Lasusua, 18 Januari 2018
Secara keseluruhan puisi tersebut dihadirkan dalam bentuk naratif. Pada awal puisi, diungkapkan mimpi dan doa-doa kemudian bait berikutnya diungkapkan tentang kisah silam yang kini mengkristal menjadi kenangan. Melalui metafora dan asosiasi dalam perumapamaan-perumpamaan kefanaan alam yang daimati, dialami, dan dihayati oleh Alvin dalam baris-baris tersebut. Selanjutnya disusul dengan baris-baris yang mengungkapkan dimensi kewaktuan. Waktu selalu saja ditandakan dengan senja dan malam, seolah-olah waktu baginya adalah batas siang sehingga bertemulah kesunyian itu dalam senja dan malam-malam yang panjang, malam yang terasa lebih lama dari siang dalam cahaya jiwa bertemu dengan kesunyian Tuhan. Jika saga pada layung senja yang merah di dadamu adalah kulminasi bara membakar punggung ilalang, ke mana lagi embun di mata ini hendak kuranggaskan? Bukankah engkau tahu, telah kucintai senja sebagaimana aku merindukan malam-malam hening lindap cahaya. Selanjutnya disusul dalam larik-larik yang mengungkapkan dimensi ruang Jingga di langit mana yang tak kulukis dengan namamu? Biru di laut mana yang tak kukisahkan gemulai riaknya? Penggunaan kata ganti orang kedua adalah sebuah penunjukan arah siapa yang dituju dalam larik-larik puisi. Begitu dekatnya penyair dengan “kau” hingga si aku lirik mempertanyakan di siang dan malam kapan, di langit dan laut mana si aku lirik tidak menyebut dan mengisahkan “kau” dalam kehidupannya. Kemungkinan-kemungkinan ini muncul berbagai penafsiran bahwa si aku lirik sedang menunjuk seseorang yang selalu di hatinya, jiwanya sendiri, atau Tuhan yang telah begitu dekat menyatu dengan jiwanya. Skeptisisme hidup terus bergumul di dalam diri penyair hingga titik tanya terakhirnya sebuah tanya banyak dosakah dirinya Hitam itu mungkinkah aku! Entah mengapa penyair menggunakan tanda seru di larik terakhirnya dan bukan tanda tanya sebagai pertanyaan terhadap keragu-raguannya yang ditunjuk dengan kata mungkinkah di dalam lariknya. Ataukah penandaan tersebut sebagai seruan bahwa dia telah menemukan apa yang sesungguhnya dia cari yaitu sebuah kemungkinan bahwa dirinya penuh dosa dengan penggunaan kata hitam sebagai lambang kegelapan hidup.
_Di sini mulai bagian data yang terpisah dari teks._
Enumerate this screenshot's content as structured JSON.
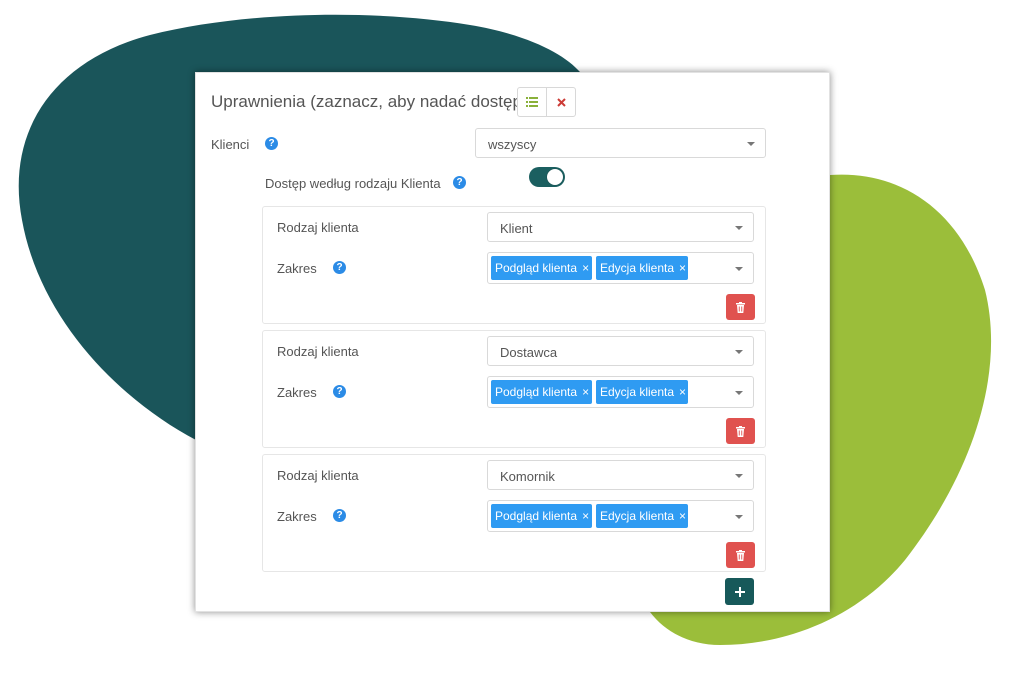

Demikianlah pengalaman kefalsafahan
sebagai lapisan jiwa yang tertinggi telah diungkapkan Alvin ke dalam
puisi-puisinya yang terkumpul dalam Gending Sunyi. Pengalaman seperti ini hanya
dapat dicapai apabila penyair telah secara khusus menyediakan waktu untuk itu
melalui sembahyang, berdoa, atau merenungkan hakikat kehidupan secara intensif.
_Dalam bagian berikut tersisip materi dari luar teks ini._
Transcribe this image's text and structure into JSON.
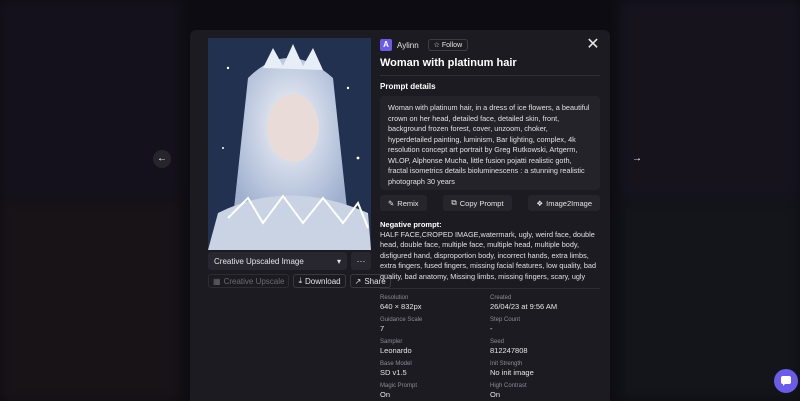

Pengalaman ini terekspresikan pada puisi sehingga tampak dia telah
mengedepankan persoalan hubungan manusia dengan Tuhan, renungan-renungan
filosofis, mistik, dan hakikat hidup serta pengintroduksian doa. Efeknya adalah
perenungan terhadap hakikat hidup, dunia, sampai hakikat ilahiah. Karena inilah
puisi-puisinya menjadi sangat kontemplatif.
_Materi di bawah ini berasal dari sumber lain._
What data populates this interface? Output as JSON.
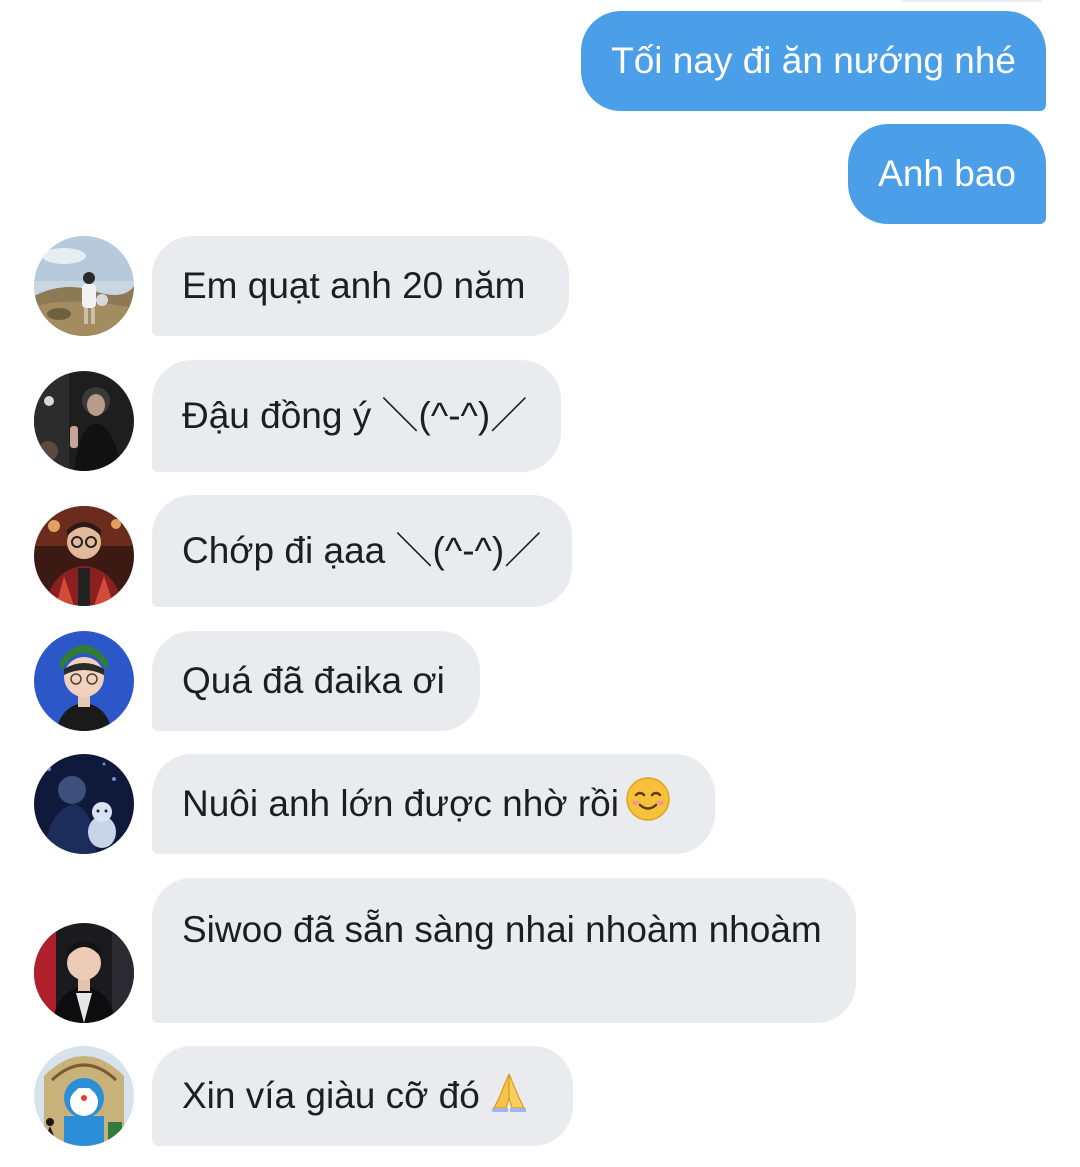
{
  "conversation": {
    "outgoing": [
      {
        "text": "Tối nay đi ăn nướng nhé"
      },
      {
        "text": "Anh bao"
      }
    ],
    "incoming": [
      {
        "text": "Em quạt anh 20 năm",
        "avatar": "avatar-photo-field"
      },
      {
        "text": "Đậu đồng ý ＼(^-^)／",
        "avatar": "avatar-photo-dark"
      },
      {
        "text": "Chớp đi ạaa ＼(^-^)／",
        "avatar": "avatar-photo-glasses"
      },
      {
        "text": "Quá đã đaika ơi",
        "avatar": "avatar-photo-green-hat"
      },
      {
        "text": "Nuôi anh lớn được nhờ rồi",
        "emoji": "smiling-face-emoji",
        "avatar": "avatar-photo-night"
      },
      {
        "text": "Siwoo đã sẵn sàng nhai nhoàm nhoàm",
        "avatar": "avatar-photo-coat"
      },
      {
        "text": "Xin vía giàu cỡ đó",
        "emoji": "folded-hands-emoji",
        "avatar": "avatar-photo-doraemon"
      }
    ]
  },
  "colors": {
    "outgoing_bubble": "#4a9fe8",
    "incoming_bubble": "#e9ebef",
    "text_dark": "#1c1e21"
  }
}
Selamat membaca buku ini, selamat
kepada Alvin Shul Vatrick, jaya dan sentosa di dunia dan akhirat.
Lampung, 27 Februari 2018
Roja Murtadho adalah nama pena Yeni Sulistiyani, lahir pada tanggal
03 Desember di Lampung Timur, Lampung. Selain menulis puisi Roja juga menulis
cerpen, esai, dan artikel yang telah dimuat di beberapa media di antaranya
adalah Dinamika News (Sastra Dinamika) dan Fokus
Investigasi. Puisi puisinya juga tergabung dalam Antologi Puisi
Penyair 66 Teras Puisi. Kini dalam kesehariannya Roja adalah seorang pendidik di SMP Negeri 1
Sekampung Udik. Roja juga aktif sebagai tutor di UPBJK Universitas Terbuka, Bandar Lampung Pokja
Sekampung Udik dan Bandar Sribhawono.